Quietly and reverently, not with loud debatings and noisy protestations of what they would do next, the congregation dispersed.

The words of forbearance came with such weight from that daring, fearless heart, which has braved the wrath of popedom and empire above for God, and still braves excommunication and ban!

Wednesday, March 11.

Yesterday again Dr. Luther preached. He earnestly warned us against the irreverent participation in the holy sacrament. "It is not the external eating, which makes the Christian," he said; "it is the internal and spiritual eating, which is the work of faith, and without which all external things are mere empty shows and vain grimaces. Now this faith consists in firmly believing that Jesus Christ is the Son of God; that having charged himself with our sins and our iniquities, and having borne them on the cross, he is himself the sole, the all-sufficient expiation; that he ever appears before God; that he reconciles us to the Father, and that he has given us the sacrament of his body in order to strengthen our faith in that unutterable mercy.
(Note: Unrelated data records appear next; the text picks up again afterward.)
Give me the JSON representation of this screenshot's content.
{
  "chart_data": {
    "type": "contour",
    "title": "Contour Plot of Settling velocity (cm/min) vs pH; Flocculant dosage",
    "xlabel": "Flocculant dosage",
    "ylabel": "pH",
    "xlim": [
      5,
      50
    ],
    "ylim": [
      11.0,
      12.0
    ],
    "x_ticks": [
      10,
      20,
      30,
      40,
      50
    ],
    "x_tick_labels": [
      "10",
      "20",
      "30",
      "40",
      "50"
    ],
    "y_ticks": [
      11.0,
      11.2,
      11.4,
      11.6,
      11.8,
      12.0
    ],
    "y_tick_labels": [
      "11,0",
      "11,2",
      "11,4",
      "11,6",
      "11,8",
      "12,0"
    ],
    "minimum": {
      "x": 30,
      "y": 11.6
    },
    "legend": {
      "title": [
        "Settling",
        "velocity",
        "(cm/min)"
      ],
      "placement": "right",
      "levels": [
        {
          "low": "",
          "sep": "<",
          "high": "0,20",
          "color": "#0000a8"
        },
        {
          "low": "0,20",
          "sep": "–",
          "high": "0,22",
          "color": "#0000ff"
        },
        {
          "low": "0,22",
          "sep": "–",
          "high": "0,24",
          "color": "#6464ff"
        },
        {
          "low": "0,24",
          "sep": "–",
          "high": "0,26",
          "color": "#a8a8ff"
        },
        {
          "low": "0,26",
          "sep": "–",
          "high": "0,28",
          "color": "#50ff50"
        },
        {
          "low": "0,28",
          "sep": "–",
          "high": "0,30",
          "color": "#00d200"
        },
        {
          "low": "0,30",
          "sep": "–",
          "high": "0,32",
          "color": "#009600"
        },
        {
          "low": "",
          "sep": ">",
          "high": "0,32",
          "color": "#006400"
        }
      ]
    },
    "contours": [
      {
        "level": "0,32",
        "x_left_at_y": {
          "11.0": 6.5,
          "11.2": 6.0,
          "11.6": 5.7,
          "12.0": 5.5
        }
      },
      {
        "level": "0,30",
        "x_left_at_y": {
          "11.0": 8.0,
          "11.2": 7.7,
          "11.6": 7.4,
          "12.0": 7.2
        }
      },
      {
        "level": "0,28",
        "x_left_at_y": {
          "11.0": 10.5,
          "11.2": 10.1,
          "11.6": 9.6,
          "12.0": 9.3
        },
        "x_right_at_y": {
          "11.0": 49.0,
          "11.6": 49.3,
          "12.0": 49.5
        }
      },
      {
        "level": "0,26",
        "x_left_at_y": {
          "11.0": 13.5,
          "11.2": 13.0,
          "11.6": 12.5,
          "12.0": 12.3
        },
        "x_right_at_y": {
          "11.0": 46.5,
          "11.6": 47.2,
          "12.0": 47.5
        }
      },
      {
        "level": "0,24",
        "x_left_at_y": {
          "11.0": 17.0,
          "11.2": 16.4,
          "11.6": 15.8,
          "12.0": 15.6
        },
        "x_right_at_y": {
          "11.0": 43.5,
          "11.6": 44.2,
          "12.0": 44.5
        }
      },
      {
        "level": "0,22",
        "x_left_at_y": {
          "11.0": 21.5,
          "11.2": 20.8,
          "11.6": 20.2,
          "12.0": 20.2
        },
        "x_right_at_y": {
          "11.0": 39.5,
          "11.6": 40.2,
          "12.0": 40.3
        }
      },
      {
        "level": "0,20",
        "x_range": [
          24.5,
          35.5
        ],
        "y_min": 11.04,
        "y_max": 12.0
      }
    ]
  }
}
If I believe these things, God is my defender: with him on my side, I brave sin, death, hell, and demons; they can do me no harm, nor even touch a hair of my head. This spiritual bread is the consolation of the afflicted, the cure of the sick, the life of the dying, food to the hungry, the treasure of the poor. He who is not grieved by his sins, ought not, then, to approach this altar. What would he do there? Ah, did our conscience accuse us, did our heart feel crushed at the thought of our shortcomings, we could not then lightly approach the holy sacrament."

There were more among us than the monk Gabriel Didymus (a few days since one of the most vehement of the violent faction, now sobered and brought to his right mind), that could say as we listened, "Verily it is as the voice of an angel."

But, thank God, it is not the voice of an angel, but a human voice vibrating to every feeling of our hearts—the voice of our own true, outspoken Martin Luther, who will, we trust, now remain with us to build up with the same word which has already cleared away so much.

And yet I cannot help feeling as if his absence had done its work for us as well as his return. If the hands of violence can be arrested now, I cannot but rejoice they have done just as much as they have.